In a trading update for the six months to 30 July, A.G. BARR has revealed that its like-for-like sales were down 2.9% to £125m.
The company, which produces soft drink brands such as IRN-BRU and Rubicon, said that market conditions had been challenging with continued deflation and volume declines. It quoted latest data from IRI, covering the period 31 January to 19 June 2016, which showed that value was down 0.8% whilst volume declined by 0.4%. A.G. BARR added that the poor weather across June and into July will further adversely impact the total market performance.
However, the group said that despite this difficult market backdrop, it maintained both its value and volume overall market share.
A.G. BARR added that it was continuing to responds to changing consumer preferences, announcing a new IRN-BRU zero sugar variant and launching three new lower sugar products.
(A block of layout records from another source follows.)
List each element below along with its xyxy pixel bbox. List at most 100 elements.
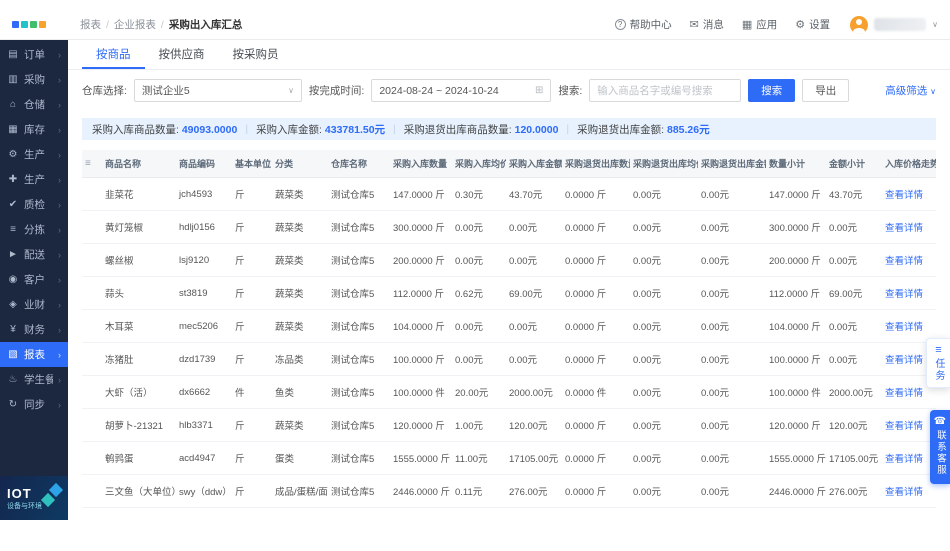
chevron-right-icon: › <box>58 325 61 335</box>
table-cell: 120.00元 <box>506 409 562 442</box>
iot-cube-icon <box>41 493 55 507</box>
view-detail-link[interactable]: 查看详情 <box>885 454 923 465</box>
table-cell: 100.0000 件 <box>766 376 826 409</box>
table-head: ≡商品名称商品编码基本单位分类仓库名称采购入库数量采购入库均价采购入库金额采购退… <box>82 150 936 178</box>
sidebar-item-quality[interactable]: ✔质检› <box>0 192 68 217</box>
table-cell: 100.0000 件 <box>390 376 452 409</box>
column-settings-icon[interactable]: ≡ <box>82 150 102 178</box>
table-cell: 0.00元 <box>826 244 882 277</box>
tab-by-buyer[interactable]: 按采购员 <box>219 40 293 69</box>
view-detail-link[interactable]: 查看详情 <box>885 322 923 333</box>
task-float-button[interactable]: ≡ 任务 <box>926 338 950 388</box>
view-detail-link[interactable]: 查看详情 <box>885 388 923 399</box>
sidebar-footer-iot[interactable]: IOT 设备与环境 <box>0 476 68 520</box>
breadcrumb-item[interactable]: 采购出入库汇总 <box>169 17 243 32</box>
sidebar-item-purchase[interactable]: ▥采购› <box>0 67 68 92</box>
topbar-actions: ?帮助中心 ✉ 消息 ▦应用 ⚙设置 <box>615 17 831 32</box>
table-cell: 0.00元 <box>506 244 562 277</box>
advanced-filter-label: 高级筛选 <box>885 85 927 97</box>
table-cell: 0.11元 <box>452 475 506 508</box>
view-detail-link[interactable]: 查看详情 <box>885 289 923 300</box>
sidebar-item-warehouse[interactable]: ⌂仓储› <box>0 92 68 117</box>
view-detail-link[interactable]: 查看详情 <box>885 190 923 201</box>
sidebar-item-sorting[interactable]: ≡分拣› <box>0 217 68 242</box>
topbar-action-label: 消息 <box>703 17 724 32</box>
table-cell: 0.00元 <box>630 475 698 508</box>
sidebar-item-delivery[interactable]: ►配送› <box>0 242 68 267</box>
table-cell: 0.0000 斤 <box>562 310 630 343</box>
iot-cube-icon <box>49 483 63 497</box>
table-cell: 韭菜花 <box>102 178 176 211</box>
breadcrumb-item[interactable]: 报表 <box>80 17 101 32</box>
view-detail-link[interactable]: 查看详情 <box>885 487 923 498</box>
sidebar-menu: ▤订单›▥采购›⌂仓储›▦库存›⚙生产›✚生产›✔质检›≡分拣›►配送›◉客户›… <box>0 40 68 417</box>
logo-mark-green <box>30 21 37 28</box>
sidebar-item-reports[interactable]: ▧报表› <box>0 342 68 367</box>
tab-by-supplier[interactable]: 按供应商 <box>145 40 219 69</box>
chevron-right-icon: › <box>58 75 61 85</box>
table-cell: 2000.00元 <box>506 376 562 409</box>
table-cell: 0.00元 <box>630 277 698 310</box>
topbar-action-messages[interactable]: ✉ 消息 <box>690 17 724 32</box>
table-cell: 120.0000 斤 <box>390 409 452 442</box>
app-logo[interactable] <box>12 21 64 28</box>
date-range-value: 2024-08-24 ~ 2024-10-24 <box>379 85 498 97</box>
sidebar-item-sync[interactable]: ↻同步› <box>0 392 68 417</box>
search-input[interactable] <box>589 79 741 102</box>
view-detail-link[interactable]: 查看详情 <box>885 355 923 366</box>
tab-by-product[interactable]: 按商品 <box>82 40 145 69</box>
date-range-picker[interactable]: 2024-08-24 ~ 2024-10-24 ⊞ <box>371 79 551 102</box>
advanced-filter-link[interactable]: 高级筛选 ∨ <box>885 83 936 98</box>
message-icon: ✉ <box>690 18 699 31</box>
table-cell: swy（ddw）5980 <box>176 475 232 508</box>
table-cell: 147.0000 斤 <box>390 178 452 211</box>
avatar-body <box>853 28 865 34</box>
topbar-action-settings[interactable]: ⚙设置 <box>795 17 830 32</box>
view-detail-link[interactable]: 查看详情 <box>885 223 923 234</box>
sidebar-item-orders[interactable]: ▤订单› <box>0 42 68 67</box>
view-detail-link[interactable]: 查看详情 <box>885 256 923 267</box>
sidebar-item-student-meal[interactable]: ♨学生餐› <box>0 367 68 392</box>
summary-label: 采购退货出库商品数量: <box>404 124 515 136</box>
table-cell: 蔬菜类 <box>272 310 328 343</box>
topbar-action-help-center[interactable]: ?帮助中心 <box>615 17 672 32</box>
table-cell: 1555.0000 斤 <box>766 442 826 475</box>
breadcrumb-item[interactable]: 企业报表 <box>114 17 156 32</box>
warehouse-select[interactable]: 测试企业5 ∨ <box>134 79 302 102</box>
table-cell: 0.00元 <box>698 310 766 343</box>
contact-service-button[interactable]: ☎ 联系客服 <box>930 410 950 484</box>
contact-service-label: 联系客服 <box>933 430 947 476</box>
sidebar-item-label: 库存 <box>24 122 45 137</box>
sidebar-item-finance[interactable]: ¥财务› <box>0 317 68 342</box>
user-menu[interactable]: ∨ <box>850 16 938 34</box>
table-cell: 斤 <box>232 310 272 343</box>
sidebar-item-processing[interactable]: ✚生产› <box>0 167 68 192</box>
sidebar-item-inventory[interactable]: ▦库存› <box>0 117 68 142</box>
row-lead-cell <box>82 376 102 409</box>
orders-icon: ▤ <box>7 49 19 60</box>
chevron-right-icon: › <box>58 150 61 160</box>
filter-bar: 仓库选择: 测试企业5 ∨ 按完成时间: 2024-08-24 ~ 2024-1… <box>68 79 950 102</box>
table-cell: 0.00元 <box>506 343 562 376</box>
sidebar-item-label: 财务 <box>24 322 45 337</box>
chevron-down-icon: ∨ <box>930 87 936 96</box>
table-cell: 112.0000 斤 <box>390 277 452 310</box>
row-lead-cell <box>82 310 102 343</box>
table-cell: 2000.00元 <box>826 376 882 409</box>
table-cell: 0.0000 斤 <box>562 442 630 475</box>
export-button[interactable]: 导出 <box>802 79 849 102</box>
column-header: 采购退货出库均价 <box>630 150 698 178</box>
sidebar-item-business-finance[interactable]: ◈业财› <box>0 292 68 317</box>
summary-bar: 采购入库商品数量: 49093.0000|采购入库金额: 433781.50元|… <box>82 118 936 140</box>
topbar-action-apps[interactable]: ▦应用 <box>742 17 777 32</box>
view-detail-link[interactable]: 查看详情 <box>885 421 923 432</box>
sidebar-item-label: 采购 <box>24 72 45 87</box>
sidebar-item-production[interactable]: ⚙生产› <box>0 142 68 167</box>
sidebar-item-customers[interactable]: ◉客户› <box>0 267 68 292</box>
search-button[interactable]: 搜索 <box>748 79 795 102</box>
processing-icon: ✚ <box>7 174 19 185</box>
table-cell: 大虾（活） <box>102 376 176 409</box>
table-cell: 200.0000 斤 <box>766 244 826 277</box>
row-lead-cell <box>82 178 102 211</box>
table-cell: 鱼类 <box>272 376 328 409</box>
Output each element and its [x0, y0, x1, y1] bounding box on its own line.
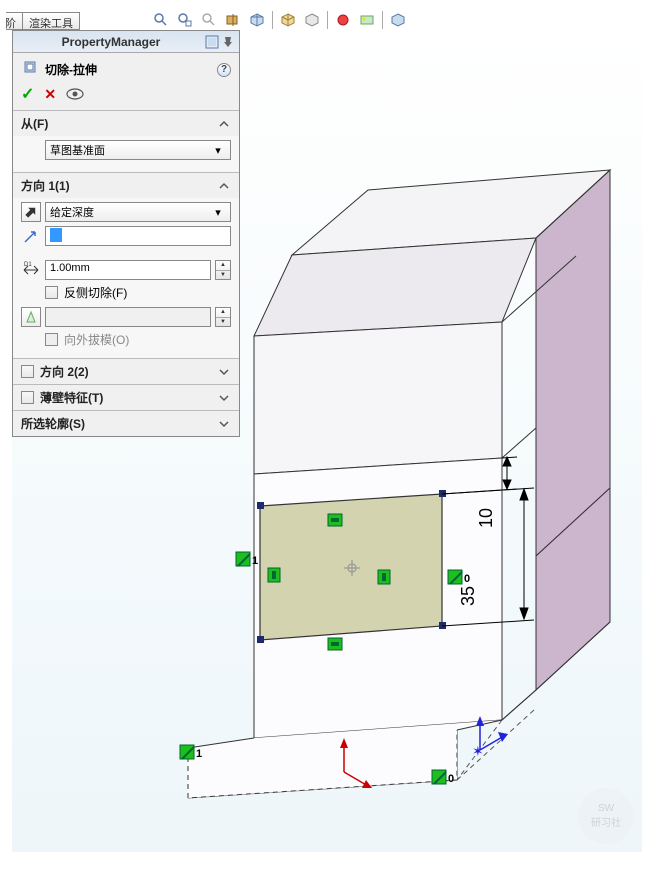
end-condition-dropdown[interactable]: 给定深度 ▾: [45, 202, 231, 222]
property-manager-panel: PropertyManager 切除-拉伸 ? ✓ ✕ 从(F) 草图基准面: [12, 30, 240, 437]
svg-text:0: 0: [448, 773, 454, 785]
tab-eval[interactable]: 阶: [0, 12, 23, 30]
svg-text:1: 1: [252, 555, 258, 567]
watermark: SW 研习社: [578, 788, 634, 844]
direction-arrow-icon: [21, 226, 41, 246]
pm-feature-header: 切除-拉伸 ? ✓ ✕: [13, 53, 239, 110]
dir2-checkbox[interactable]: [21, 365, 34, 378]
pm-extra-icon[interactable]: [205, 35, 219, 49]
flip-side-label: 反侧切除(F): [64, 284, 127, 301]
draft-spinner: ▲▼: [215, 307, 231, 327]
feature-name: 切除-拉伸: [45, 61, 97, 78]
section-view-icon[interactable]: [222, 9, 244, 31]
chevron-down-icon: ▾: [210, 204, 226, 220]
tab-render-tools[interactable]: 渲染工具: [22, 12, 80, 30]
svg-text:0: 0: [464, 573, 470, 585]
section-dir2: 方向 2(2): [13, 358, 239, 384]
section-contours: 所选轮廓(S): [13, 410, 239, 436]
draft-icon[interactable]: [21, 307, 41, 327]
flip-side-checkbox[interactable]: [45, 286, 58, 299]
svg-text:1: 1: [196, 748, 202, 760]
section-thin: 薄壁特征(T): [13, 384, 239, 410]
from-dropdown[interactable]: 草图基准面 ▾: [45, 140, 231, 160]
draft-outward-checkbox: [45, 333, 58, 346]
ok-button[interactable]: ✓: [21, 84, 34, 104]
preview-icon[interactable]: [66, 88, 82, 100]
zoom-fit-icon[interactable]: [150, 9, 172, 31]
section-dir1-header[interactable]: 方向 1(1): [13, 173, 239, 198]
chevron-down-icon: ▾: [210, 142, 226, 158]
zoom-area-icon[interactable]: [174, 9, 196, 31]
thin-checkbox[interactable]: [21, 391, 34, 404]
section-dir2-header[interactable]: 方向 2(2): [13, 359, 239, 384]
dimension-35[interactable]: 35: [458, 586, 478, 606]
section-contours-header[interactable]: 所选轮廓(S): [13, 411, 239, 436]
cut-extrude-icon: [21, 59, 39, 80]
chevron-down-icon: [217, 365, 231, 379]
view-settings-icon[interactable]: [387, 9, 409, 31]
reverse-direction-icon[interactable]: [21, 202, 41, 222]
svg-text:✶: ✶: [472, 743, 484, 759]
chevron-up-icon: [217, 179, 231, 193]
prev-view-icon[interactable]: [198, 9, 220, 31]
chevron-up-icon: [217, 117, 231, 131]
section-from-header[interactable]: 从(F): [13, 111, 239, 136]
section-from: 从(F) 草图基准面 ▾: [13, 110, 239, 172]
cancel-button[interactable]: ✕: [44, 86, 56, 103]
pm-titlebar: PropertyManager: [13, 31, 239, 53]
chevron-down-icon: [217, 391, 231, 405]
display-style-icon[interactable]: [277, 9, 299, 31]
pm-title: PropertyManager: [17, 35, 205, 49]
appearance-icon[interactable]: [332, 9, 354, 31]
draft-angle-input: [45, 307, 211, 327]
scene-icon[interactable]: [356, 9, 378, 31]
dimension-10[interactable]: 10: [476, 508, 496, 528]
svg-text:D1: D1: [24, 262, 32, 268]
draft-outward-label: 向外拔模(O): [64, 331, 129, 348]
depth-spinner[interactable]: ▲▼: [215, 260, 231, 280]
view-orient-icon[interactable]: [246, 9, 268, 31]
direction-selection-field[interactable]: [45, 226, 231, 246]
section-thin-header[interactable]: 薄壁特征(T): [13, 385, 239, 410]
depth-input[interactable]: 1.00mm: [45, 260, 211, 280]
section-dir1: 方向 1(1) 给定深度 ▾ D1 1.00mm ▲▼: [13, 172, 239, 358]
help-icon[interactable]: ?: [217, 63, 231, 77]
chevron-down-icon: [217, 417, 231, 431]
hide-show-icon[interactable]: [301, 9, 323, 31]
pin-icon[interactable]: [221, 35, 235, 49]
depth-icon: D1: [21, 260, 41, 280]
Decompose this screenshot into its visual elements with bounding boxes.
It said that the new products were all showing encouraging early signs with both customers and consumers.
Meanwhile, A.G. BARR acknowledged that the decision of the UK to leave the EU has resulted in a degree of economic uncertainty and a weakening of Sterling. “The impact of weaker Sterling will not have a significant impact in 2016, but it is anticipated input costs will increase in 2017, providing management time to adjust plans accordingly,” the group said.
It added: “The balance of the summer will remain an important trading period, however assuming market conditions improve and our robust second half plans deliver, we expect to meet our profit expectations for the full year.”